Thursday, August 11, 2016

The Internet of Remembering

My unfiltered photo, Trinidad Head June 30, 2016, now past, but now your present, and here to stay.
In the New Yorker this week, Casey Johnston wrote about various social media platforms that wipe away photos and text after a brief period, like 24 hours. Now you see it, now you won't. This is much prized, Johnston writes, especially by younger posters whose identity is formed in the moment, and may be obsolete and even embarrassing before long. This "satisfies a craving for immediacy and ephemerality, one that has lately grown to encompass all of social media." Johnston calls this the Internet of Forgetting.

 Well, I am not young and that is not my Internet. Time and its contents helplessly obsess me. I crave scope, so I can maybe make some sense of it. The past has a different reality now that I have more of it myself. Rediscovering elements of the past and reflecting on them, connecting and reconciling, all add something necessary to my present. Besides, these discoveries as well as re-discoveries in both their original context and in mine now, also constitute much of my entertainment. 

So fortunately for me, there is also an Internet of Remembering. There are search functions to vast data, various Wikis and especially YouTube. On YouTube I can access (as I have recently) radio broadcasts from the 1940s, particular baseball or basketball games from--well, I haven't even explored how far back. Interviews from the 50s, movies from the 30s (ever heard of the Torchy Blane series? Neither had I. It's pretty good. Besides which, it may have been an inspiration for Lois Lane.)

Reading about past events in historical context, I can find documents and publications of the time online. I can even see the faces and hear the voices, from at least FDR on. There are surprising snippets of performances by legendary actors, though unfortunately not so many whole plays. Can't find in any library an obscure treatise on ethics and psychology by one of the greatest classic science fiction authors (and least known outside the s/f community), Olaf Stapledon? Search online, and ye shall find the entire text. And so on.

A recent instance of personal memory...I remember one Saturday morning when I was 8. I was watching "Space Patrol"--an episode in which Buzz Corey and crew used their "time drive" to travel to 1956. They mentioned that they were traveling from the 30th century, when "Space Patrol" takes place.

 My mother caught some of this. She asked me if I knew what century we were living in. I don't think I did, exactly. She said it was the 20th century, and the Space Patrol people were coming from the 30th. She mentioned that she used to listen to Buck Rogers on the radio, and he had traveled to the 25th century. I probably remember this because I learned something about time.

 I recall Saturday mornings when there was one outer space show after another--"Tom Corbett, Space Cadet," "Rocky Jones, Space Ranger," "Rod Brown of the Rocket Rangers" and "Space Patrol." I researched these shows on the Internet in 2010 and discovered enough to figure out that they were probably all on during only one year: 1954.

 I was writing fiction based on my childhood, and for reasons having to do with other events in the chapter, I selected a certain October Saturday to revisit these shows, and how my friends and I used them in play. Then I found a "Space Patrol" episode guide that described the show scheduled on the Saturday I had selected. From the description it seemed very likely it was the very one I remember, when my mother and I had that conversation. (I blogged about all this right here at the time.)

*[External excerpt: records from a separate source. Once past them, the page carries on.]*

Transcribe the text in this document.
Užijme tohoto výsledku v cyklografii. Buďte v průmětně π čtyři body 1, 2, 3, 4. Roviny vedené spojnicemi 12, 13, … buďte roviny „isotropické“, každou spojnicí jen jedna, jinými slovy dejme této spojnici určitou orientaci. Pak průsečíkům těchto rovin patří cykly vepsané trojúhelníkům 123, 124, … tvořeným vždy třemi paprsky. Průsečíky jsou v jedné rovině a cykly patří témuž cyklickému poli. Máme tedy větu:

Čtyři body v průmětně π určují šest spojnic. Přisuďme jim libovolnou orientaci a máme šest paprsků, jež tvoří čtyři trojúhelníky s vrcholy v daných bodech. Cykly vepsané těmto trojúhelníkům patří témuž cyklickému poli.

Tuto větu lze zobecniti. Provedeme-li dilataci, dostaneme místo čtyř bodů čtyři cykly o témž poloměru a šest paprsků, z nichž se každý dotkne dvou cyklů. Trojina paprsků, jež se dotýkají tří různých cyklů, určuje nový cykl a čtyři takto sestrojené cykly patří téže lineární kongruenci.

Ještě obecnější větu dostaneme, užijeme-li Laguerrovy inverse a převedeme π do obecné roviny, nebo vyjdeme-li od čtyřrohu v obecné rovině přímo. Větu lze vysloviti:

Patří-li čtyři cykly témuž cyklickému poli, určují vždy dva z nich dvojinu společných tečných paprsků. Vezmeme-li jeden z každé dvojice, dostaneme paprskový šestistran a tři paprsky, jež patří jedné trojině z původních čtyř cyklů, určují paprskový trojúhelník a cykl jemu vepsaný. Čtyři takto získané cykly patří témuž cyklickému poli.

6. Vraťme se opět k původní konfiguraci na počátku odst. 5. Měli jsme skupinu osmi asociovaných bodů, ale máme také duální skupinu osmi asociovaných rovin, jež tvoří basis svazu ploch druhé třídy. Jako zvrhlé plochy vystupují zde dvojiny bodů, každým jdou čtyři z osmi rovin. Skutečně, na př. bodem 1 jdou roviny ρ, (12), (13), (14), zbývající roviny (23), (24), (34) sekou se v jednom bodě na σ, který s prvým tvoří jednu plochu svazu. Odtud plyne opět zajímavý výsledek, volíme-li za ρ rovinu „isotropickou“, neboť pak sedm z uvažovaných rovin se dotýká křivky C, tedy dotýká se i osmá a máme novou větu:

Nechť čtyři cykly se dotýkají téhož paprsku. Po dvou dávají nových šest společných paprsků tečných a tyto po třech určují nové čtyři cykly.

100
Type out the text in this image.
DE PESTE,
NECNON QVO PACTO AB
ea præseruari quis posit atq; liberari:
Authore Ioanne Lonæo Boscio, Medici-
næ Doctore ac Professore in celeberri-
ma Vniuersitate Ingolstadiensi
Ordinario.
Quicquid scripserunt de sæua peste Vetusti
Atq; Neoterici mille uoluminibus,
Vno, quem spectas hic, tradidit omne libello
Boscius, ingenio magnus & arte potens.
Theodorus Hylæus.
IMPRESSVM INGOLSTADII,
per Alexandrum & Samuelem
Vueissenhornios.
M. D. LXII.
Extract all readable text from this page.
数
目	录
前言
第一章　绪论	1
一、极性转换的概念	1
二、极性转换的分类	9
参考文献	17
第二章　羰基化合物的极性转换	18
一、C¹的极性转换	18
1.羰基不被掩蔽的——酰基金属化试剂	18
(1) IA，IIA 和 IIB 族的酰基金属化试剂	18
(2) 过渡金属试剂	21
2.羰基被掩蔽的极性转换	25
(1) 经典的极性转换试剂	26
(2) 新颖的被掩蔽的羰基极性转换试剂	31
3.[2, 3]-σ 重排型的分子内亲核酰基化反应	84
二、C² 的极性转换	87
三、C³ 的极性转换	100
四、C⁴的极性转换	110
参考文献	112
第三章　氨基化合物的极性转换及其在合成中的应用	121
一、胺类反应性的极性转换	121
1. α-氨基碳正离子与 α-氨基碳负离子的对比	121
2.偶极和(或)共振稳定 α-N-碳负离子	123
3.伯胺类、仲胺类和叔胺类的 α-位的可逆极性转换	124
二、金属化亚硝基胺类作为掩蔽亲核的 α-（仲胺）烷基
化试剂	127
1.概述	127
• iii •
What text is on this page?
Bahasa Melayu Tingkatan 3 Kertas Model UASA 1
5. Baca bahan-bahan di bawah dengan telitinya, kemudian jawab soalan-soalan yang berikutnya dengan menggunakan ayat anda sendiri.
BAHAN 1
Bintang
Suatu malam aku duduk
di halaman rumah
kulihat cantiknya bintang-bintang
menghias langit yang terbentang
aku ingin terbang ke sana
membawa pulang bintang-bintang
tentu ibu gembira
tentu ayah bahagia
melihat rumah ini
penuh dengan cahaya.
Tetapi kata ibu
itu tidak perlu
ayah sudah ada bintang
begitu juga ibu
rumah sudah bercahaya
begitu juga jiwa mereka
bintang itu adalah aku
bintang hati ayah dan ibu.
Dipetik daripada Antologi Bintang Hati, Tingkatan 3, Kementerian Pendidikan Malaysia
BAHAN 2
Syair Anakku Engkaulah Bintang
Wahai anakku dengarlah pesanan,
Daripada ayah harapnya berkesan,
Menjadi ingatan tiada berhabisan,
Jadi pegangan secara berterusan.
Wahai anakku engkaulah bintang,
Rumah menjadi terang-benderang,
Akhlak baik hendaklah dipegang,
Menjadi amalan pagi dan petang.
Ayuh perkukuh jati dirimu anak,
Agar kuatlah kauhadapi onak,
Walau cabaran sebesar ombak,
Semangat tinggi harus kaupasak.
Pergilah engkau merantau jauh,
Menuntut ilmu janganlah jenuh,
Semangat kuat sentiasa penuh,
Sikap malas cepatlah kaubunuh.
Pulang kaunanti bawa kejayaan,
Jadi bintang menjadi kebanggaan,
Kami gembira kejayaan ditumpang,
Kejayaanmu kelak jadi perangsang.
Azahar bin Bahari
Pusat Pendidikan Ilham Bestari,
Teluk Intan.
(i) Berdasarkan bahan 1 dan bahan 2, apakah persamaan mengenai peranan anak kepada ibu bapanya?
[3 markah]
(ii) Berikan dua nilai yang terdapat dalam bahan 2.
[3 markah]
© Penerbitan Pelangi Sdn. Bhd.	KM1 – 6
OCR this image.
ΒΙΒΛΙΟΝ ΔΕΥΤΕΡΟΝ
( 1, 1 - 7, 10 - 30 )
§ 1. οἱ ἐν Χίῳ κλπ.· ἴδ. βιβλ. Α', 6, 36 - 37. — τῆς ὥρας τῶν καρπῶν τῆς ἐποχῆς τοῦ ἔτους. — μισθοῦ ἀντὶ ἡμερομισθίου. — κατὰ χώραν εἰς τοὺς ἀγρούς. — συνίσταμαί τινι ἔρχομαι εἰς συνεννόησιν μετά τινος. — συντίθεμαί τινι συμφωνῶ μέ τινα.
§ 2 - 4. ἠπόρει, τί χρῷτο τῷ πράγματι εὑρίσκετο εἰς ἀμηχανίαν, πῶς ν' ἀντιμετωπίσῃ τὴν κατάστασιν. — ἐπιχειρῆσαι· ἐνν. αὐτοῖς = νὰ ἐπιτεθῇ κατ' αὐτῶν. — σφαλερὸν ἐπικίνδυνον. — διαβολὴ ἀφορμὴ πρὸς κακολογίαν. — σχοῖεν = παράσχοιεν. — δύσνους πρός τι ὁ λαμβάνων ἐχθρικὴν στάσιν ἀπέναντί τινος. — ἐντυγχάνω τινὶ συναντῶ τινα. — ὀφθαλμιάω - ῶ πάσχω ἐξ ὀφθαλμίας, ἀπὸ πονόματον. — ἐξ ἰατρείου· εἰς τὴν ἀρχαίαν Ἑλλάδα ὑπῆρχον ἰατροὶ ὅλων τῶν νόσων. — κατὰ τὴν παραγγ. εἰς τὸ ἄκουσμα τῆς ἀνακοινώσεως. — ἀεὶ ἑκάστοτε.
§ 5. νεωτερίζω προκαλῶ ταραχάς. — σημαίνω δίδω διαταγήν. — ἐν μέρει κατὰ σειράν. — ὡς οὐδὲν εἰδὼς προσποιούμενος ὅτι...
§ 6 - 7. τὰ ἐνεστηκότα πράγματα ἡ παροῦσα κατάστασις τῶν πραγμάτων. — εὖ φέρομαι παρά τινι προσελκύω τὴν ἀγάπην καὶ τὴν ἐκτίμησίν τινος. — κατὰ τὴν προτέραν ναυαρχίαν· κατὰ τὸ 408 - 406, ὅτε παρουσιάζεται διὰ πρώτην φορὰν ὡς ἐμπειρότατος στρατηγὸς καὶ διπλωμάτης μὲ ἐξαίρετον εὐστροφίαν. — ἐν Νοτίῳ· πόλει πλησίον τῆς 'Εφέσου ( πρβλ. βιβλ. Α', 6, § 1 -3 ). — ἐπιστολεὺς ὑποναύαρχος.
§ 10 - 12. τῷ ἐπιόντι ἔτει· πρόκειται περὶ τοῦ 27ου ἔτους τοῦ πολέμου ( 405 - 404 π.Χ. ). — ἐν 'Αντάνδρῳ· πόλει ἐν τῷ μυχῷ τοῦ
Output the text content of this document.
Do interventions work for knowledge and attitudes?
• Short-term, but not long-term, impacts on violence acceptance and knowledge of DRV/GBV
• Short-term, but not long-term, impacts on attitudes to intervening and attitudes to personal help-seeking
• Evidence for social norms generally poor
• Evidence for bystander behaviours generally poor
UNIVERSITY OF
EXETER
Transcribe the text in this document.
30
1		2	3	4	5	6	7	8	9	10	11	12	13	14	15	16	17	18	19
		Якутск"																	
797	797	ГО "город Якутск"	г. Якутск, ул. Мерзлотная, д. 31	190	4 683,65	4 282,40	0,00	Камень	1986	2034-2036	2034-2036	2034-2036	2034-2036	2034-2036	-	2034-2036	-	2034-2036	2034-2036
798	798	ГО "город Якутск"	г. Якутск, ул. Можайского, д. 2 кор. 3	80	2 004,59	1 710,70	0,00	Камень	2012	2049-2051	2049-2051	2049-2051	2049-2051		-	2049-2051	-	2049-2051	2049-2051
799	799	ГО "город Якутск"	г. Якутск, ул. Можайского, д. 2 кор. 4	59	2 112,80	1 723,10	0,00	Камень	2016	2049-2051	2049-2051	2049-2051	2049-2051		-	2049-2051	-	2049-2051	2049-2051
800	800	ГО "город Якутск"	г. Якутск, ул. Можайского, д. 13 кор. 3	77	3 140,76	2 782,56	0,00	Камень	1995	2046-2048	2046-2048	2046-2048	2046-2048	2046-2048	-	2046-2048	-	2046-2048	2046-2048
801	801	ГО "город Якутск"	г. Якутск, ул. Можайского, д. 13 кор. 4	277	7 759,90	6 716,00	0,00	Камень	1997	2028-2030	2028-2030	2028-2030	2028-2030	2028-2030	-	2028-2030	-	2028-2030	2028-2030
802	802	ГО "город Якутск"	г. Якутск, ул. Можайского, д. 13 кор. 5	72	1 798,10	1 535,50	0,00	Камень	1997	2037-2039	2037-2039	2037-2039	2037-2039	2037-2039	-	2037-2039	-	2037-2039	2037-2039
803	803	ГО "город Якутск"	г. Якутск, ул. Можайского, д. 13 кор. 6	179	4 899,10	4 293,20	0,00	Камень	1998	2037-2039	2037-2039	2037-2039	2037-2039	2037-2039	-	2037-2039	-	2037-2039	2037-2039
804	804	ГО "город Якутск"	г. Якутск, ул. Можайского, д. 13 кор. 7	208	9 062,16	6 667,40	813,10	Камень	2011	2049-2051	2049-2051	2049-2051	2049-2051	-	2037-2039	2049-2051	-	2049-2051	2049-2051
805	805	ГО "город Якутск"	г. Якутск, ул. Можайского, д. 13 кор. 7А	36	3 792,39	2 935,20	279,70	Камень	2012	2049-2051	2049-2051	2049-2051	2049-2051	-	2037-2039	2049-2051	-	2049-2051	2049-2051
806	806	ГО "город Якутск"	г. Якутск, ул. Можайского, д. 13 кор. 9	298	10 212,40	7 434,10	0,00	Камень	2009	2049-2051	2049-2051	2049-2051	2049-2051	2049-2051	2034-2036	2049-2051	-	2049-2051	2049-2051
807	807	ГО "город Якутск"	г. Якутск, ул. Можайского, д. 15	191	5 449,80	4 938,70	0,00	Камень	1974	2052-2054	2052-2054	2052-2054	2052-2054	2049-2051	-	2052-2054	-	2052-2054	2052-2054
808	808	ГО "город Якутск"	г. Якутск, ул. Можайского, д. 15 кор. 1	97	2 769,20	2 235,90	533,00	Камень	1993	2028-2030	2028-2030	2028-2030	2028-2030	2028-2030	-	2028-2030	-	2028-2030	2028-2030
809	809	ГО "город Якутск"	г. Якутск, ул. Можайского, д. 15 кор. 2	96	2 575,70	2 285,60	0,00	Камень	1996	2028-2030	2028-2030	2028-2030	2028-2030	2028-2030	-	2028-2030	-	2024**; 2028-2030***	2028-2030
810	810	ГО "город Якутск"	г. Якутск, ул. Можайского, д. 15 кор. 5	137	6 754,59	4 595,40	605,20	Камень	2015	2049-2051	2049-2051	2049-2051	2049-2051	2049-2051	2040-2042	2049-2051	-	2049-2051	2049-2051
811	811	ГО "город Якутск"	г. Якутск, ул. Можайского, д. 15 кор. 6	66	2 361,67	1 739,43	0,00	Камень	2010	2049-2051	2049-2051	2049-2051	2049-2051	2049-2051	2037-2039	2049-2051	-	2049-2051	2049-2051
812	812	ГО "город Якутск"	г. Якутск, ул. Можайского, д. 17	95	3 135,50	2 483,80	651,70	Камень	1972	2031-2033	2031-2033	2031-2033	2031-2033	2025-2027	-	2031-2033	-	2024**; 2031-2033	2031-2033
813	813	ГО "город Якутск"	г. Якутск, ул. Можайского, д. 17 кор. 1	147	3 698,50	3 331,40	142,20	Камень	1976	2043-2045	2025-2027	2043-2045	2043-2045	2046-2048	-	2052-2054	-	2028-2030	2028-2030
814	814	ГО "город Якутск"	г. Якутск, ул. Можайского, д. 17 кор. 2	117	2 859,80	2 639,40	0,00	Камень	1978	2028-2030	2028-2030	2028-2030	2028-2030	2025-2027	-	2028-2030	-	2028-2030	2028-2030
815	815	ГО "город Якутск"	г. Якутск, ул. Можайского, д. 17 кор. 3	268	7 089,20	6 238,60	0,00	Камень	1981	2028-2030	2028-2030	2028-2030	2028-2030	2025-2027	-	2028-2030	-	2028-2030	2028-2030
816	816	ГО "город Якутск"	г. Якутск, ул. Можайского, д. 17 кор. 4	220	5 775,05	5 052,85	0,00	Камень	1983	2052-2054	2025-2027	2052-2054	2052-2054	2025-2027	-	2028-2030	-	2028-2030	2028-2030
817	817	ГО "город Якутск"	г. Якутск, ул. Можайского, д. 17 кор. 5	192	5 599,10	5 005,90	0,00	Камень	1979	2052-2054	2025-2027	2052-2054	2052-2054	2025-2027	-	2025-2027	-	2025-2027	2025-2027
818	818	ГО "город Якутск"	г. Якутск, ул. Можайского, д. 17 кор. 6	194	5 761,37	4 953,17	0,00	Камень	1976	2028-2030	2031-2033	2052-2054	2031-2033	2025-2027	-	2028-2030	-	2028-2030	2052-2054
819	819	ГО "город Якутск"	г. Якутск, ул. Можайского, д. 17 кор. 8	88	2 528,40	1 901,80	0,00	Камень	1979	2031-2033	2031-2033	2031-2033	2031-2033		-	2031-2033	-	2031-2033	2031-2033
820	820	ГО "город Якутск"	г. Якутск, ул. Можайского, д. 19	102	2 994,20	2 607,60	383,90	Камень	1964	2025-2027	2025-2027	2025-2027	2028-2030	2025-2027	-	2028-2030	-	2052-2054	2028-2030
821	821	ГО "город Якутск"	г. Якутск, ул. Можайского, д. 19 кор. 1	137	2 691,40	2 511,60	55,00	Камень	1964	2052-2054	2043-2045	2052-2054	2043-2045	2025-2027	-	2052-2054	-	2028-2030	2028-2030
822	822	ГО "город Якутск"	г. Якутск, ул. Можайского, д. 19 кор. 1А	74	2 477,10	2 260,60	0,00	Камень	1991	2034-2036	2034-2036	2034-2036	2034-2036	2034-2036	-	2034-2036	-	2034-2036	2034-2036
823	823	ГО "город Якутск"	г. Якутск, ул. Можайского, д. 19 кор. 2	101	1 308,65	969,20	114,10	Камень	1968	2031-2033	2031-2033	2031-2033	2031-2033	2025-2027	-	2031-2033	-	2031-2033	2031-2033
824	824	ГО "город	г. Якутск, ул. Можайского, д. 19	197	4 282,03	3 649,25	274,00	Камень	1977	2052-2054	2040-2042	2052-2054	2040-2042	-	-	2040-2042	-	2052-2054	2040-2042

 Well, it's 2016 and many "Space Patrol" episodes are now on YouTube, though not always under their original titles. Also YouTube can be difficult to search systematically. But the other night, I happened upon and saw this episode--the one I last saw with my mother in our living room in 1954.

 But the Internet of remembering has more functions than revisiting personal memories. Here's another YouTube show I watched recently. I've been reading Arthur Miller lately--this latest Miller jag started when I read a roundtable discussion of contemporary playwrights, and one of them quoted Miller. I then found on the Internet the interview with Miller that contained that quote, and more along that line. That started me reading some of his nonfiction and lesser known plays, and re-reading his autobiography. So on a whim I went back and searched YouTube for television interviews.

I immediately found an interview he did with Charlie Rose in 1992. When the conversation veered to that now historical moment--the 1992 election campaign and the rise of Ross Perot, a purported billionaire businessman outsider--I got chills, especially when Miller said: "When a leadership arises in a country that believes it can lead by using the darkness in men, it's probably unstoppable at a certain point." He'd grown up watching Hitler's rise in Germany. 

Does anybody--even those who lived through it, as I did-- remember what it felt like with Ross Perot in 1992? I didn't. From 2016, Perot now looks like an early and milder version of Trump, thanks to this interview. There's precedent, a continuum of sorts perhaps. And people were worried then. (Miller thought America was too diverse to fall completely for a dictator of darkness, which of course may be our salvation now.)

 And to add to all this co-incidence (which means things happening at the same time, like the past in the present), Miller once described the function of playwriting as "remembering."

About many things, it doesn't pay to forget. The Internet of Remembering is important to our survival, as well as the lives of "the olds" as Johnston says that tech folks call anybody over 30. So in my case I guess it's "the ancients."